Thursday, June 2, 2011

Father

Imagine. Not being able to see someone that you are extremely close too in eight years. It could be the hardest eight years of your life right? How do think it would feel to have someone as close to you as, let’s say your sister or maybe your dad or your mom? Might be because they left, they just could not handle the stress or they just did not want to be at that house anymore. It could be anything. This is exactly the way I feel about losing my father. I lost my father when I was young. And the song “Daddy’s little girl” by, Frankie J definitely explains the way I feel about what happened. My story doesn’t necessarily fit with the song but I could definitely relate with some of the things that it said in it.

The first time I heard this song I was with my sister. We weren’t doing anything so we went and sat down on the couch and turned on the music channel. We see the song “Daddy’s Little Girl” so we click on it to see what it was about. The first thing that song said was breath taking. I remember looking over at my sister. All I see is a tear escaping from her eye as if she never dropped a single teardrop in her life.

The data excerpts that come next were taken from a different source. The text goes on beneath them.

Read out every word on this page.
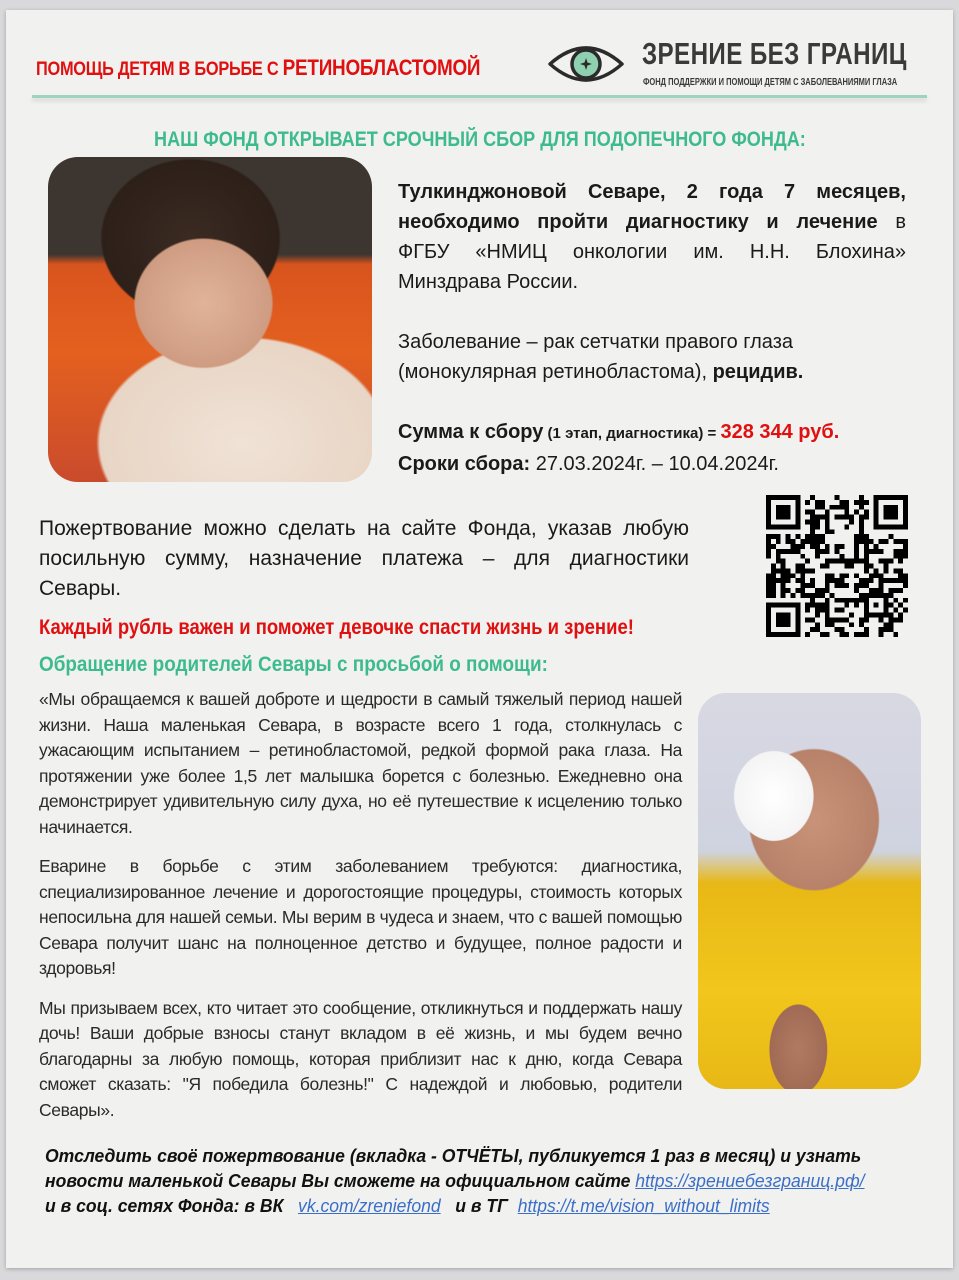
ПОМОЩЬ ДЕТЯМ В БОРЬБЕ С РЕТИНОБЛАСТОМОЙ	ЗРЕНИЕ БЕЗ ГРАНИЦ
ФОНД ПОДДЕРЖКИ И ПОМОЩИ ДЕТЯМ С ЗАБОЛЕВАНИЯМИ ГЛАЗА
НАШ ФОНД ОТКРЫВАЕТ СРОЧНЫЙ СБОР ДЛЯ ПОДОПЕЧНОГО ФОНДА:

Тулкинджоновой Севаре, 2 года 7 месяцев,

необходимо пройти диагностику и лечение в

ФГБУ «НМИЦ онкологии им. Н.Н. Блохина»

Минздрава России.

Заболевание – рак сетчатки правого глаза

(монокулярная ретинобластома), рецидив.

Сумма к сбору (1 этап, диагностика) = 328 344 руб.

Сроки сбора: 27.03.2024г. – 10.04.2024г.

Пожертвование можно сделать на сайте Фонда, указав любую посильную сумму, назначение платежа – для диагностики Севары.

Каждый рубль важен и поможет девочке спасти жизнь и зрение!
Обращение родителей Севары с просьбой о помощи:

«Мы обращаемся к вашей доброте и щедрости в самый тяжелый период нашей жизни. Наша маленькая Севара, в возрасте всего 1 года, столкнулась с ужасающим испытанием – ретинобластомой, редкой формой рака глаза. На протяжении уже более 1,5 лет малышка борется с болезнью. Ежедневно она демонстрирует удивительную силу духа, но её путешествие к исцелению только начинается.

Еварине в борьбе с этим заболеванием требуются: диагностика, специализированное лечение и дорогостоящие процедуры, стоимость которых непосильна для нашей семьи. Мы верим в чудеса и знаем, что с вашей помощью Севара получит шанс на полноценное детство и будущее, полное радости и здоровья!

Мы призываем всех, кто читает это сообщение, откликнуться и поддержать нашу дочь! Ваши добрые взносы станут вкладом в её жизнь, и мы будем вечно благодарны за любую помощь, которая приблизит нас к дню, когда Севара сможет сказать: "Я победила болезнь!" С надеждой и любовью, родители Севары».

Отследить своё пожертвование (вкладка - ОТЧЁТЫ, публикуется 1 раз в месяц) и узнать
новости маленькой Севары Вы сможете на официальном сайте https://зрениебезграниц.рф/
и в соц. сетях Фонда: в ВК   vk.com/zreniefond   и в ТГ  https://t.me/vision_without_limits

When I kept listening I noticed that I was the doing the same thing. So I go over by her and I sit with her. I hold her in my arms, closer than we have ever been before. Those first verses were,

He drops his suitcase by the door
She knows her daddy won't be back anymore
She drags her feet across the floor
Tryin' to hold back time, to keep him holdin' on.

And she says, "Daddy, Daddy, don't leave
I'll do anything to keep you
Right here with me
Can't you see how much I need you??

We were weeping in pain. Just to see him one more time. Just to see his body and flesh right in front of us, and just tell him how much we miss him. Just to see him one more time and tell him that we all want him back, and that what he did for us was.. Is unforgettable. It is one of the hardest things I have ever done. Trying to forget about my father. But with everything I try to do, nothing works. He always keeps coming back to my mind no matter what. Sometimes I feel like I have never had a father because he died when I was five. If only you would know what happen to him. You would look at me and you would say, wow she might be the strongest young woman I have ever seen in my life. But truly I might be one of the weakest you might know.

I haven’t seen my father in eight years. I haven’t heard my father in eight years. I haven’t been able to hug my father in eight years. I haven’t had one single holiday with my father in eight years. Tell me. How sad does that sound?.. But no matter how sad it might be, I deal with the pain of trying to seek my father out in the distance.